Семья мэтра Годара была невелика. Всех четыре человека. Но в самое ближайшее время семейству ожидалось на одного, по крайней мере, человека умножиться. Сын адвоката Паскаль, будучи около года помолвленным, собирался вот-вот жениться. Его невеста мадемуазель Клодетта Ле Галль служила танцовщицей в «Comedie», была совершенною красавицей, несколькими годами старше своего жениха и к тому же разведенною, что, впрочем, нимало не смущало младшего Годара. Он был влюблен и счастлив.
В семье к предстоящей сыновней женитьбе относились по-разному. Мэтр Годар предпочел бы, с одной стороны, избежать породниться с неровней. Танцовщица из «Comedie»! В его годы это был едва ли не синоним падшей. Но с другой стороны, ему даже где-то хотелось устроить этот мезальянс. Времена изменились, и это выглядело проявлением либеральности. По-республикански! Когда-то он отбросил национальные предрассудки, а теперь презрел, как и подобает человеку прогрессивному, предрассудки сословные. Тем более что ему отнюдь не грозило принять невестку на свое иждивение. Не грозило это, нужно сказать, и Паскалю, который сам-то едва ли не состоял иждивенцем у отца. Клодетта в материальном отношении была совершенно независимою и, в принципе, обошлась бы и без богатств Годаров, потому что ее бывший муж выделил ей ренту, позволяющую Клодетте жить если не роскошествуя, то, во всяком случае, безбедно. И уж совсем отчаянно с ее стороны было бы стоить расчеты на то, что за Паскалем стоит внушительное состояние, которое он, а значит и она, унаследуют. И здоровье, и самый возраст мэтра Годара и его супруги позволяли этакого ожидать только в весьма отдаленном будущем. А это все равно что никогда.
Как бы невероятно это ни показалось, но Клодетта тоже не строила расчетов на свой новый брак. Конечно, кто поверит, что какая-то там актерка полюбила всею душой, а не затеяла хитрую и выгодную интрижку. Для того, например, чтобы стать вдруг членом знатной и уважаемой семьи. И что из того, что жених почти бессребреник, a beaux-parents [12]12
Родители ( фр).
[Закрыть]скупы до неприличия? Иное имя подчас дороже серебра. Как знать, не на это ли позарилась красотка? С них станется!

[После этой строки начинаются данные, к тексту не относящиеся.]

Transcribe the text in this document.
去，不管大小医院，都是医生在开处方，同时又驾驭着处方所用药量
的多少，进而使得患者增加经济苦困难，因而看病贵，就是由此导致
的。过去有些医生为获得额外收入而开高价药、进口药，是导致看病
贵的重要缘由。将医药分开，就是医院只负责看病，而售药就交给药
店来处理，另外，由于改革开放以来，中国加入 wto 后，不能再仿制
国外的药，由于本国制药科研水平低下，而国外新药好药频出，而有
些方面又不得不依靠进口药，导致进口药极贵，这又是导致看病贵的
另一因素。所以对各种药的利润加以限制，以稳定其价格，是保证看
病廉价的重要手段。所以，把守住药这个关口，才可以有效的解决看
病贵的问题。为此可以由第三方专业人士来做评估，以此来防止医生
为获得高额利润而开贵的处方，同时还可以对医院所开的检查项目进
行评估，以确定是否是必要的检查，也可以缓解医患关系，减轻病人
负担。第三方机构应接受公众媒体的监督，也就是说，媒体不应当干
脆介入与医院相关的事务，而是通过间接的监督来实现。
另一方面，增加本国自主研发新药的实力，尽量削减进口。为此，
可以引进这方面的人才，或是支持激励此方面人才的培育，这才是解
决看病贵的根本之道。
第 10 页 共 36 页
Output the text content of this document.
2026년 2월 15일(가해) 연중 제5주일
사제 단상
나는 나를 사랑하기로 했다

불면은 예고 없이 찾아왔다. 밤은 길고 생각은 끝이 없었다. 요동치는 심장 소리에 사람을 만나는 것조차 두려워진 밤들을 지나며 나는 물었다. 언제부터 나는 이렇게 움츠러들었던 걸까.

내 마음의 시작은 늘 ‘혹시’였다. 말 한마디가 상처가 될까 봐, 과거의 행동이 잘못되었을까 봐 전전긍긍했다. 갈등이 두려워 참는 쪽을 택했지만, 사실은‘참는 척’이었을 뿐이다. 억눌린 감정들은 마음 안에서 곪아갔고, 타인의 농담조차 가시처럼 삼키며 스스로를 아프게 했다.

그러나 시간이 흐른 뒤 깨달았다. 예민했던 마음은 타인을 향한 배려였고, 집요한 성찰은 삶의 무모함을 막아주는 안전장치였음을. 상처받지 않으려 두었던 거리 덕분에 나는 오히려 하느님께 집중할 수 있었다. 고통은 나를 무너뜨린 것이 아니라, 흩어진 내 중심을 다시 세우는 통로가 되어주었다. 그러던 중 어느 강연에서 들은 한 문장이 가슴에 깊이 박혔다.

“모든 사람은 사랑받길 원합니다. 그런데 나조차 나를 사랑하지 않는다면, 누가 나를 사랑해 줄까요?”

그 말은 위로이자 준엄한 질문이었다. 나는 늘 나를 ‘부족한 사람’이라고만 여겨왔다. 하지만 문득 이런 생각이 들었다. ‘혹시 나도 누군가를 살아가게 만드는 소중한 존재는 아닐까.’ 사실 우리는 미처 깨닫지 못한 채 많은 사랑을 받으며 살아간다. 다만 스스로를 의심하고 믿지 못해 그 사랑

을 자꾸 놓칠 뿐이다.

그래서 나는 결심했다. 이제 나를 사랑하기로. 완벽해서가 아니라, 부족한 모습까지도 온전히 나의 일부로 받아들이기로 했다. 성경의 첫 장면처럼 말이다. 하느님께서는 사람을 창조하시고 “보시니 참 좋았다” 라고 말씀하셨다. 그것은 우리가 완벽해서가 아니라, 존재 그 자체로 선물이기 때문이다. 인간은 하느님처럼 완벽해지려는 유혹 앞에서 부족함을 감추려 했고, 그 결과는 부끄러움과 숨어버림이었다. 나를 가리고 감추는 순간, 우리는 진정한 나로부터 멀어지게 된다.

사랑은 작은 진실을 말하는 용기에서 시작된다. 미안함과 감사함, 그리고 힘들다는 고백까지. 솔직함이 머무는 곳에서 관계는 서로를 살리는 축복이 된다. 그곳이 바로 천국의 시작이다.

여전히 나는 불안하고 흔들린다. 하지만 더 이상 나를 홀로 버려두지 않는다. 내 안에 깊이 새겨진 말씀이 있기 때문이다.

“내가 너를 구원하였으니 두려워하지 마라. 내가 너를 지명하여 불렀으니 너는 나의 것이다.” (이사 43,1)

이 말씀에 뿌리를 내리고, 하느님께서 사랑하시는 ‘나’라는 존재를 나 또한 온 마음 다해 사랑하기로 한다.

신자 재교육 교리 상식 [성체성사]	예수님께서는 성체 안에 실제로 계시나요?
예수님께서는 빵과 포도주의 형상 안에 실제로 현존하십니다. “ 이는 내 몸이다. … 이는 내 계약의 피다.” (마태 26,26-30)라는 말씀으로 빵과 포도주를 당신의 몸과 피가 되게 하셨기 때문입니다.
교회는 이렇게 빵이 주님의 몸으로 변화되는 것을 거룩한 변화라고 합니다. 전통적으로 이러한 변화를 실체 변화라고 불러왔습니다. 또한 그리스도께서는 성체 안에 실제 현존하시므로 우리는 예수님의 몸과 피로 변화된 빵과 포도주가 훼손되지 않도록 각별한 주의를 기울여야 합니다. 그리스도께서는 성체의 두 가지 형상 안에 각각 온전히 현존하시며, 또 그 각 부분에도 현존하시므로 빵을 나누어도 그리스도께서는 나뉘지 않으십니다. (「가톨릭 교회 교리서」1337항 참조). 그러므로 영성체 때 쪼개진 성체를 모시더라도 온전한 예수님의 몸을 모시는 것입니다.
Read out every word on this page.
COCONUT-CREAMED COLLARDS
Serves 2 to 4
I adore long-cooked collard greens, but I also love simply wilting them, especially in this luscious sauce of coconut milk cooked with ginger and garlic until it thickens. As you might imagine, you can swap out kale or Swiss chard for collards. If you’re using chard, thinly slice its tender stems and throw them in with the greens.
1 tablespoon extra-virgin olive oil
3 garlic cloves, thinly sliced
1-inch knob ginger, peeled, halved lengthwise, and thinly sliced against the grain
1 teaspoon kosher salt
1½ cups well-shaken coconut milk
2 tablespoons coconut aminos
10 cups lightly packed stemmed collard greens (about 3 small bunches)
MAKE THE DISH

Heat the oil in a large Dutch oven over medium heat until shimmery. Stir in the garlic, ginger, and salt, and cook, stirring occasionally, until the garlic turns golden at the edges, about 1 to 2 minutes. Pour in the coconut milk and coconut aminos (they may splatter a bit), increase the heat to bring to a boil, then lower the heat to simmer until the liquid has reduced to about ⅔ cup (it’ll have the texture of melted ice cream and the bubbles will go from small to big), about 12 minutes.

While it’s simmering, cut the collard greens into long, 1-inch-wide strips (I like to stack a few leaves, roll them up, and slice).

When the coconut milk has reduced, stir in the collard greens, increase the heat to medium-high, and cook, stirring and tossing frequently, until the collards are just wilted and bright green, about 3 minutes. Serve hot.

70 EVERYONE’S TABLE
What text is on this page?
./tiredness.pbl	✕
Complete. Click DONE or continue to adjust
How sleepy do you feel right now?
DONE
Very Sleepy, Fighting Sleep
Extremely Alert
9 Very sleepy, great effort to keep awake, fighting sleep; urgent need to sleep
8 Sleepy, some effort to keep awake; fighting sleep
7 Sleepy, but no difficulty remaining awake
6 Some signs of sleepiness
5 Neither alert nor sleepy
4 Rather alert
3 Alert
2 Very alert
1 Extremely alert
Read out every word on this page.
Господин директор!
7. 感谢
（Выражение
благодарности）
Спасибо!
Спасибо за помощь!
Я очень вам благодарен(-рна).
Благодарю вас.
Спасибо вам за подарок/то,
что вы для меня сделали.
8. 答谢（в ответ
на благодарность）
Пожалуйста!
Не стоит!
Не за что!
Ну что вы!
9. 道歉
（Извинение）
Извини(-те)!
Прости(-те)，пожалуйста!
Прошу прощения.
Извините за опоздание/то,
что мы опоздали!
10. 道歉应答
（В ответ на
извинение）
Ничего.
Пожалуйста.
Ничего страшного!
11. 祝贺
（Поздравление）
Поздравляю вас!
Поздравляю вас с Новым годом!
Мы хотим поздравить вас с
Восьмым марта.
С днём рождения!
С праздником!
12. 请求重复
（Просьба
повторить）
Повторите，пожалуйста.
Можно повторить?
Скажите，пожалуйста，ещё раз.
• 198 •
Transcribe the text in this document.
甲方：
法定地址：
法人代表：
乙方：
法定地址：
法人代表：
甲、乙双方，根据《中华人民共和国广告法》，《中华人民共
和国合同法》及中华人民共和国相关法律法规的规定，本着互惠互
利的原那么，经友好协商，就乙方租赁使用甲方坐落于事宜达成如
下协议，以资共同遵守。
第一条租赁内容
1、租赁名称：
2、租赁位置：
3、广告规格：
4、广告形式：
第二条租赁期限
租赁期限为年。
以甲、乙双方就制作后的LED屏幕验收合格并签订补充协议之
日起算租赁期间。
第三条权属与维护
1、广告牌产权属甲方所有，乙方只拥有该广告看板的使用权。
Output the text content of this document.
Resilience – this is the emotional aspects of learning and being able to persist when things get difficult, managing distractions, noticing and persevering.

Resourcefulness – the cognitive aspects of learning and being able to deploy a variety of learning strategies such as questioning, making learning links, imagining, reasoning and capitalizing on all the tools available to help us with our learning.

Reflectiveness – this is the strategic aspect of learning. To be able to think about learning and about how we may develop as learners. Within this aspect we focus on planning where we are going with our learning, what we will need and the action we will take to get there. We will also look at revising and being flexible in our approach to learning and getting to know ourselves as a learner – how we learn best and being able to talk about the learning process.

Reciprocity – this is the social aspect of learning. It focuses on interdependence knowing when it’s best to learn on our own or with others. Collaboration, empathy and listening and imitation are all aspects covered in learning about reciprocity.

Такое вот приблизительно мнение насчет невесты своего сына исповедовала г-жа Анна-Лаура Годар, адвокатша, дама на редкость норовистая и своевольная. Ее роль в семье была такова, что если бы она решилась не допустить этой женитьбы, то так бы оно и стало. Но она рассудила по-своему: невестка с прошлым будет более управляемою, более покорною. Да, она удостоится войти в их семью, но при этом жизнь ее сделается этаким вечным искуплением за прежние заслуги.
Сама же г-жа Годар была совсем не знатного происхождения. Ее отец дул стекло у хозяина. А мать служила в шляпном магазине. Жили они скромно, но у родителей достало средств, чтобы оплатить второй дочери, то есть Анне-Лауре, пансион. Когда она вышла замуж за молодого безвестного avoue Годара, Анна-Лаура была еще очень далека от того, чтобы подчинять кого-то своей воле, чтобы заставлять кого-то принимать ее мнение. Можно даже сказать, что она была редкостною скромницей. Но по мере роста успехов мужа росло и ее самомнение. Она, возможно и справедливо, считала, что без нее этих успехов могло бы и не быть. И мэтр Годар, верно ли или для виду только, чтобы доставить супруге приятность, без оговорок принял таковое суждение. И в дальнейшем он не находил нужным противостоять жене по тому или иному вопросу. Этого никогда и не требовалось, потому что все у них выходило ладно.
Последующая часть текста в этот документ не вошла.